Rezension

Wenn Briefmarken sammeln zu langweilig ist, sammelt man ..... Schmerz!

Der Schmerzsammler - Martin Conrath

Der Schmerzsammler
von Martin Conrath

Bewertet mit 5 Sternen

Fran(ziska) Miller ist Profilerin und Sektenbeauftragte des LKA Düsseldorf. Sie braucht den besonderen Adrenalinkick und holt ihn sich auch. Schnell merkt man, sie trägt – wie eigentlich jeder Mensch über 30 – ihr Päckchen. Doch was, das erfährt man erst später im Verlauf der Story.

Fran und ihr Team bekommen einen Fall auf den Tisch, der sie in den Bereich des Satanismus führt. Doch es bleibt nicht bei diesem einen Fall. Immer mehr verstümmelte Leichen tauchen auf. Dann noch ein Blutritual auf dem Friedhof. Lars Rütten, Schüler, Halbwaise, die Mutter sterbenskrank, hat sich seine eigene Teufelsbibel erarbeitet und ist nun Hohepriester seiner eigenen Sekte, die „Church of XXXL“. Fran kämpft gegen einige ihrer überheblichen Kollegen und sucht den Killer und die Satansanbeter. Dabei gerät sie selbst ins Fadenkreuz ...
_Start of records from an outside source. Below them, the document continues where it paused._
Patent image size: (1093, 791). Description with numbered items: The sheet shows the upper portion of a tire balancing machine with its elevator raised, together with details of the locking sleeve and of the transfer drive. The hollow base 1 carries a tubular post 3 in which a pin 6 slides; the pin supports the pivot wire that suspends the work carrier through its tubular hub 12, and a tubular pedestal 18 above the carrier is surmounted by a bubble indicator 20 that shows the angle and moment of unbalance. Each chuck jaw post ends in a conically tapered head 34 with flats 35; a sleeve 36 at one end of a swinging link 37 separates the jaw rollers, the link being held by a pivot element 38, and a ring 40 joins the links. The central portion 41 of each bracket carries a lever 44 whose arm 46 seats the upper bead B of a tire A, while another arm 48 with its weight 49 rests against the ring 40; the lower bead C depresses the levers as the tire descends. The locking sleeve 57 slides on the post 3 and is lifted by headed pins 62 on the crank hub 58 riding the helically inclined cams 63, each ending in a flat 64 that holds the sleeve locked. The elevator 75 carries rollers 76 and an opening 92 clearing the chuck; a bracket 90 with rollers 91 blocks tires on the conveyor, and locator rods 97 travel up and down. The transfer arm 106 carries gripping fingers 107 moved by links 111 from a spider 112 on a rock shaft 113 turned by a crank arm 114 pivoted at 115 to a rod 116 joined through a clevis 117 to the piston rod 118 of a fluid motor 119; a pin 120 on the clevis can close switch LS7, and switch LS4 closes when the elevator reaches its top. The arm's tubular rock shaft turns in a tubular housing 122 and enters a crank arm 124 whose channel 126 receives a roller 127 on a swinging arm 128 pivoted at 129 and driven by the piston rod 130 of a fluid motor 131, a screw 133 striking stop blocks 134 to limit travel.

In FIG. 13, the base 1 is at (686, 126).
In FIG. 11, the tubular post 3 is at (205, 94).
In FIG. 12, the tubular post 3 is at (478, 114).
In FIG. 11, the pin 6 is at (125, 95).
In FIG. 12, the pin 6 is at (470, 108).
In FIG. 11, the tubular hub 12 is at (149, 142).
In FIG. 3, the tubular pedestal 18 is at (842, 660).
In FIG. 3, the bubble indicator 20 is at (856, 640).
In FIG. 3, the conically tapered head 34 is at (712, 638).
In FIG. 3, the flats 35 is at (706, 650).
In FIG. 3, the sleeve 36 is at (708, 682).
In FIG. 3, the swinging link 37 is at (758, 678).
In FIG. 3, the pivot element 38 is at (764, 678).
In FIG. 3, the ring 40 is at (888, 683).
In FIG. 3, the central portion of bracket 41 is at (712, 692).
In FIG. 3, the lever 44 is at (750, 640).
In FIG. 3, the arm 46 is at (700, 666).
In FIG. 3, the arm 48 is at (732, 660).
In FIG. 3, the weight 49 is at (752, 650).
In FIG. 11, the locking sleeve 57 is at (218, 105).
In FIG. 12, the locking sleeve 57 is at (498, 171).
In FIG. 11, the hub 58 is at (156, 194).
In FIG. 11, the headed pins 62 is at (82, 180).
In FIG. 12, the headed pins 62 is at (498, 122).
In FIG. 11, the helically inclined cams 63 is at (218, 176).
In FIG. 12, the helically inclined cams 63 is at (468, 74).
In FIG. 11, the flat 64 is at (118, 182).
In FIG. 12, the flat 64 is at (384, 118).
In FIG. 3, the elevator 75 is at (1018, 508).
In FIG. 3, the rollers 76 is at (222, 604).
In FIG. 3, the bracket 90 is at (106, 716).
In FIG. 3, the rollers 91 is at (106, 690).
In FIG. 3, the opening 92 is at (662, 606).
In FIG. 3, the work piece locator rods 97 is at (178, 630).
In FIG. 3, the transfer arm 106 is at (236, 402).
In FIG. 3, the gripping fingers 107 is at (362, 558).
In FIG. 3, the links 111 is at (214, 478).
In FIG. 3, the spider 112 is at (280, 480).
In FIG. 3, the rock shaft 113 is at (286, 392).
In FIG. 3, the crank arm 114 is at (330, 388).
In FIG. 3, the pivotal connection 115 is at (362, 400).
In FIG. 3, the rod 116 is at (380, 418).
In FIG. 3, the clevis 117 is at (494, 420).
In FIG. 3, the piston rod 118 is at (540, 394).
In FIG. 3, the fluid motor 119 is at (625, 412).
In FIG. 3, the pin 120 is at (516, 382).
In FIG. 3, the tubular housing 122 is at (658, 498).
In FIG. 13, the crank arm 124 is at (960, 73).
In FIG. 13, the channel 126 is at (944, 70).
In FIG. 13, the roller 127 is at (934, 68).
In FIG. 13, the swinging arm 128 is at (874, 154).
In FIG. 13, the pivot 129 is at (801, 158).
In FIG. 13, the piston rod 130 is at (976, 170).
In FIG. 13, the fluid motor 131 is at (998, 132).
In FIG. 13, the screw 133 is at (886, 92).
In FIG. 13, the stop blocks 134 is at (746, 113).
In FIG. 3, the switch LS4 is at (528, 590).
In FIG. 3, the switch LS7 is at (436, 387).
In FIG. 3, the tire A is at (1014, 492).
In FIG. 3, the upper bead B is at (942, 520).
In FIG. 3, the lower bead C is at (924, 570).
Der Part des Killers ist in der Ich-Form geschrieben. Das macht die Sache noch viel emotionaler und persönlicher. Alle anderen Handlungsstränge sind aus Erzählerperspektive gehalten. Da ist der Abstand größer. Da der Mensch aber von Natur aus gut sein möchte, baut man als Leser ziemlich schnell eine emotionale Verbindung zu den „Guten“ auf. Doch wer ist wirklich „Gut“? Sitzt der Täter in den eigenen Reihen? Wem kann Fran vertrauen? Ein Verwirrspiel beginnt, das den Leser sofort gefangen nimmt und ihn nicht mehr loslässt. Man möchte das Buch gar nicht wieder aus den Händen legen!

Martin Conrath hat es geschafft, immer wieder Sätze einzuweben, die den Leser treffen, berühren, emotional mitreißen. Auch lachen kann man hin und wieder – was aber nicht auflockert, sondern den Thrill nur noch erhöht.

Teils geht es – zumindest für meinen Geschmack – recht heftig zur Sache. Immer nur in kurzen, heftigen Momenten, aber eben sehr blutig, sehr bildhaft beschrieben. Das ist ansonsten gar nicht mein Ding. Hier ist es aber so eingebaut, dass man es verkraften kann. Das ist eine echte Kunst, wie ich finde! Die Dosis ist heftig, aber nicht zu viel. Keine einzige Seite des Buches ist überflüssig oder auch nur lagweilig. Von Anfang an nimmt Martin Conrath den Leser an der Hand, führt ihn in die Geschichte und lässt ihn erst am Ende wieder los. Von der ersten bis zur letzten Zeile ist Spannung vorhanden. Der Bogen steigt und verebbt ein wenig, nur um dann wieder ansteigen zu können. Bröckchenweise kommt der Leser – wie auch das Ermittlerteam – der Lösung näher, bis es zum hochdramatischen Showdown kommt. Sagenhaft!

Dieses Buch beweist, dass auch deutsche Autoren erstklassige Thriller schreiben können, die es verdient haben, auf der Bestsellerliste zu landen. „Der Schmerzsammler“ ist mein Highlight 2013 und es wird für andere Autoren und Bücher nicht einfach sein, ihn auf Platz zwei zu verweisen. Ganz selten wurde ich von einem Thriller, einem Buch überhaupt, so gut unterhalten, so gefangengenommen, wie hier. Außerdem wirkt es nach – ganz viele Stellen arbeiten noch immer in mir. Um es auf den Punkt zu bringen: „Der Schmerzsammler“ hat mich schlicht und ergreifend geflasht!

Zum Glück ist das Ende so gestaltet, dass der Leser auf weitere Fälle mit Fran Miller hoffen darf. Wenn die dann mit ebensoviel Sorgfalt, Recherche und Liebe zur Sprache geschrieben sind, hat das Ganze Potenzial zur neuen Kultserie. Ich jedenfalls habe Martin Conrath fest auf dem Schirm!

Mir fehlen die Worte, um nur annähernd zu beschreiben, wie begeistert ich von diesem Buch und seinem Autor bin. Daher mein abschließender Rat: unbedingt lesen!